My body began sinking into the sand—down, down, down—until I found myself floating under the beach and carried out into the gulf by a river in the sea. I clutched the chenille robe around me for protection from stingrays and sharks. One shark had tiny teeth and gleaming blue eyes—just like the painter. A transparent blob floated by, whispering in my ear, “See him? His mother never wore pink polyester. He’s a liar.” What?
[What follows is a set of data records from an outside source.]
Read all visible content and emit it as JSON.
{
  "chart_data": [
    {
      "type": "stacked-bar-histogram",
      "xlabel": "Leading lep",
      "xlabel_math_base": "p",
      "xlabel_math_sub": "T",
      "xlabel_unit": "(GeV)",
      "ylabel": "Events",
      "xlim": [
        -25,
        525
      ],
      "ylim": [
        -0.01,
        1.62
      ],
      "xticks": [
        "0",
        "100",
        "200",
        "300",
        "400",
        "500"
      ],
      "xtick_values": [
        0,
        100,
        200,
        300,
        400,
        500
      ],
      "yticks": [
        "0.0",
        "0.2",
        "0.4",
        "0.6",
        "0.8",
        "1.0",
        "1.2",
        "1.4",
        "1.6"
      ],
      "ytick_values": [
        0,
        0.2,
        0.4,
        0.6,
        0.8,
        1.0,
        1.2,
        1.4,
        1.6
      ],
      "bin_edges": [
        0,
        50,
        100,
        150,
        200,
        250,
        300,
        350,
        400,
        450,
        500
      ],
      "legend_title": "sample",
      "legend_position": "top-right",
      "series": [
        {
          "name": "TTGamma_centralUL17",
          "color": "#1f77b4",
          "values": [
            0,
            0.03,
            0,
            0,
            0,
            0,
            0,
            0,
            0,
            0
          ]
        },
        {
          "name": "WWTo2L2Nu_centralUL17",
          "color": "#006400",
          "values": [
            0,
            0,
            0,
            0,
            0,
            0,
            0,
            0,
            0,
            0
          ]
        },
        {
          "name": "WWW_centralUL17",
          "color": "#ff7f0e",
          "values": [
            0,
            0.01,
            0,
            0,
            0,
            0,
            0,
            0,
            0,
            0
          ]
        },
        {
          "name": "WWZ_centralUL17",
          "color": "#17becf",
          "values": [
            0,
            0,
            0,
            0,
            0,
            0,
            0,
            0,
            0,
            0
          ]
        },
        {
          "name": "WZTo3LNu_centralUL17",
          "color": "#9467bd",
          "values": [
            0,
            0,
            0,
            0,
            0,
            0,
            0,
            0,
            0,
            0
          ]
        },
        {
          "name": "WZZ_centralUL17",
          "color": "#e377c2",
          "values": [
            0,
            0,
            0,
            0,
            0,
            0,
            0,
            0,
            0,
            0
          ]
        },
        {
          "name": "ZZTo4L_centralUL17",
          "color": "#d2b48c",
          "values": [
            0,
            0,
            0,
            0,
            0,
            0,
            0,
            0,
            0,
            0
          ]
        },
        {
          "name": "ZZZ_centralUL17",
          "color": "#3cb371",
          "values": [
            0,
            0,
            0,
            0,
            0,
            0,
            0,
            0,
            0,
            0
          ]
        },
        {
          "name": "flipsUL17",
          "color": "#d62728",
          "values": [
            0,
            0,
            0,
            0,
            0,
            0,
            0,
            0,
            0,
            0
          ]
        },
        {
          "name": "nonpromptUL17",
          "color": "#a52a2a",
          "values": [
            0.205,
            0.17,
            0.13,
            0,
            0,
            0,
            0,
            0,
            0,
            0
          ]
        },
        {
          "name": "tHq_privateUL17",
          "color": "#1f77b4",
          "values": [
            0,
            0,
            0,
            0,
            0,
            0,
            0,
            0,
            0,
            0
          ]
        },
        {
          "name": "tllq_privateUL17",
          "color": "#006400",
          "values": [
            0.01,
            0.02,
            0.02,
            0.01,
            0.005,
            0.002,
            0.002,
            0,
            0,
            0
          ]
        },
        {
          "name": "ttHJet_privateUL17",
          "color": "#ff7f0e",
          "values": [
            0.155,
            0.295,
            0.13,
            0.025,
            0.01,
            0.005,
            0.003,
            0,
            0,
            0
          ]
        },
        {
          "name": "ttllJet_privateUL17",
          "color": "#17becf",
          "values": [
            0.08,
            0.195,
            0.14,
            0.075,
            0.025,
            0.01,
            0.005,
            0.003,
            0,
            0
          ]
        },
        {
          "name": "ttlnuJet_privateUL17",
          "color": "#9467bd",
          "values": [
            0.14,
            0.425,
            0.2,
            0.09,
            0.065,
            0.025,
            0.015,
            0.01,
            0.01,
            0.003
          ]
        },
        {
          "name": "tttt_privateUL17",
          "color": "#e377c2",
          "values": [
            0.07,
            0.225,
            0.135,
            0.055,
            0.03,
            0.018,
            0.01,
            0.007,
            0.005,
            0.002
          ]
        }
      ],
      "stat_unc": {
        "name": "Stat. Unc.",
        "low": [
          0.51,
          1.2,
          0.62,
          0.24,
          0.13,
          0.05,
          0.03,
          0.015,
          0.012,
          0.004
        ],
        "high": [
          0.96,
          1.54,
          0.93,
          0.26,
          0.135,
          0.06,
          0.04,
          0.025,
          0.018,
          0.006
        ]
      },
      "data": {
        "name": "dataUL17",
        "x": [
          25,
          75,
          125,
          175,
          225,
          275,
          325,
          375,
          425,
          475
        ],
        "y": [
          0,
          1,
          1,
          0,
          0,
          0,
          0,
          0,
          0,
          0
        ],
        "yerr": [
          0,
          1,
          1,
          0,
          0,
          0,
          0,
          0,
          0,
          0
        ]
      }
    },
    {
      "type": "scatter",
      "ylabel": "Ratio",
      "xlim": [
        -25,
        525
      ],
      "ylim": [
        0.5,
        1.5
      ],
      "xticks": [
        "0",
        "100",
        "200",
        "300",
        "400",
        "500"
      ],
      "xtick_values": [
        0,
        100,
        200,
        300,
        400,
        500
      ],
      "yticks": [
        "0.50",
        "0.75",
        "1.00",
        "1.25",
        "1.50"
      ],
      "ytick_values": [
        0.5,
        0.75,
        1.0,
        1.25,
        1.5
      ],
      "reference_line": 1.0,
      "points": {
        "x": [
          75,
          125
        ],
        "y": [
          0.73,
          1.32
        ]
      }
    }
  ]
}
The coral-red blended me in with a singing school in the redfish run. They seemed to say, “Don’t look down. Don’t look down.” Of course, I had to look down. Below us, a deadly brine pit, known locally as the hot tub from hell—the jacuzzi of despair—sucking creatures big and small into a certain salty death. The humming currents of Gregorian chants led the way up and out. A fish hook caught my hair and I was lifted up into the back of a jeep—to be skinned and decapitated.

When I woke up, I still had my head. I was laid out flat in a box like a sardine with no shock absorbers, not a hearse, but a lively ride back home. A book on my lap showed pictures of jellyfish and man-o-war -—scientific illustrations with medical advice. “We’re sorry.” the drunken friends wore sober horn-rimmed sunglasses and were so sorry they had urinated on me, but that’s what the first aid book had said to do. And shaving cream. Shaving? It was part of the routine treatment for man-o-war stings. I could still feel the toxin in my legs releasing odd chemicals from the ocean into my brain. Squiggly strings dangled in front of my eyes and something was missing.

The blue-eyed painter? Wow. I just now had realized that he was gone. Vanished. The chemistry of love had obviously been replaced with something else entirely. “Lost. We lost him. He wouldn’t listen to us and he got caught down in the brine pool. You know, having a hammerhead can really drag you down.” They turned their heads around and smiled together at me with giant fish faces. OK, I had lost my love and lost my mind. I closed my eyes and floated in a bumpy sea.